There were several types of microrobots. The carriers, about three inches long, had six metal legs, and two arms for grasping and holding that could reach forward, then rotate back and hold whatever they picked up on their backs. The makers, six inches long, had four legs and four arms. The arms were different on each, depending on what function they served in the production line.
Another type of microrobots disappeared into a hole in the floor of the cavern — the diggers, with eight legs spaced evenly around a central core body that was two inches wide and eight long. At the very front each one had a set of small drills on very short arms. Those diggers coming out of the hole each carried a small piece of rock. They dumped it in front of the carriers, who picked up a piece and headed for the surface.
The hole was already four hundred feet deep — the goal, a plasma vent two miles down. The guardian needed more power, because this was only the beginning and the UNAOC generators had gone off-line, running out of fuel. The fusion plant that had been left by Aspasia to power the guardian was low on power and needed to be supplemented.

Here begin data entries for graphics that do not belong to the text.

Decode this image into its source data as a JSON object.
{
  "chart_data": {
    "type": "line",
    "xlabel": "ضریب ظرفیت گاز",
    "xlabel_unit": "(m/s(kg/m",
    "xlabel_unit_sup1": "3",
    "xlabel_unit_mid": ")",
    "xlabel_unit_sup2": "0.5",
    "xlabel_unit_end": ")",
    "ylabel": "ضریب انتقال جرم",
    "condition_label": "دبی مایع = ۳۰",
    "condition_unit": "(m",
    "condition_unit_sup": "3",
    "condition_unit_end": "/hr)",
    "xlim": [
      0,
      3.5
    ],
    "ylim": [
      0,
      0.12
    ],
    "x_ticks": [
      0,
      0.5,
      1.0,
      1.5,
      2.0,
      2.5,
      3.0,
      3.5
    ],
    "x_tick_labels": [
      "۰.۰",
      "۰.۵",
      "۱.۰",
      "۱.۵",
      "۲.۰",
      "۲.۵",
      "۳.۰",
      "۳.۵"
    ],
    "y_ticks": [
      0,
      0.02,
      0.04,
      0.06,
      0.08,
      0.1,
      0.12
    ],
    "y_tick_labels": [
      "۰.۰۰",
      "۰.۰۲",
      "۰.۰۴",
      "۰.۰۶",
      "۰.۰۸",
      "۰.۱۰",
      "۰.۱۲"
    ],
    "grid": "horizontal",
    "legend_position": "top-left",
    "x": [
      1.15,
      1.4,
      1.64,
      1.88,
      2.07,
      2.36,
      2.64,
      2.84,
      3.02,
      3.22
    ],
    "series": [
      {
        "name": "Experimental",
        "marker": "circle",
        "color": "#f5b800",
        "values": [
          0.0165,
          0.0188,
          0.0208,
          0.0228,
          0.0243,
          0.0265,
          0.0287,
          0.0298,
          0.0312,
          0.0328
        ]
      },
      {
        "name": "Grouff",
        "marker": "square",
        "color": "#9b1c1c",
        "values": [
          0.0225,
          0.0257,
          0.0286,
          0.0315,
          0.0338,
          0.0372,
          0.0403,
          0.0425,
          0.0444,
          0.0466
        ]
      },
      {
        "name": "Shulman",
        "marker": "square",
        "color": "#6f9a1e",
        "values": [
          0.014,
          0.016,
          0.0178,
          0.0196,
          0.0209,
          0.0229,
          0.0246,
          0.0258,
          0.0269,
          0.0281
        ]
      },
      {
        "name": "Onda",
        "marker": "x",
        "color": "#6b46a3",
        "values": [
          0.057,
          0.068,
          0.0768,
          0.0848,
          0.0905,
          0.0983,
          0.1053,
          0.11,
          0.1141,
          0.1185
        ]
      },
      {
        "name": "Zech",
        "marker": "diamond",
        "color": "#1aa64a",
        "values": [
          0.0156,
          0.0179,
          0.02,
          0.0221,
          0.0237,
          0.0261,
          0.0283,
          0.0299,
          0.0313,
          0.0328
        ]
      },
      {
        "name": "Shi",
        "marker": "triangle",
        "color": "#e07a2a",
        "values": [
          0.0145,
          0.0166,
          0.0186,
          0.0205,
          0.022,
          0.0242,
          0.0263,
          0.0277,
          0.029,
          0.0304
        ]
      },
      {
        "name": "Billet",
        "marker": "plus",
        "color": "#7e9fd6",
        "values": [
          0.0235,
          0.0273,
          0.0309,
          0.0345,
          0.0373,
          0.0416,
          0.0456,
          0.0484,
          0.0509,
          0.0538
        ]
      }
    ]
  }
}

Some of the UNAOC computers were now hardwired into the guardian. Across the monitors information flashed, faster than a human eye could follow as the alien computer sorted through what it had learned from its foray into the human world via the Interlink/Internet. Already it was putting some of that information to use, but there was so much more.
And it maintained its link to Mars, to its sister computer deep under the surface and the alien hands that controlled that computer.
A metal probe came out of the golden pyramid. It hovered overhead, then approached Kelly. It halted an inch from the center of her back. A thin needle came out of the end of the probe. It punched through skin, into her spine. Wrapped in the golden glow, with wires and tubes spun around her body, Kelly Reynolds twitched, like a person experiencing a bad nightmare. The needle came back out, retracted into the probe, and was then pulled back inside the guardian.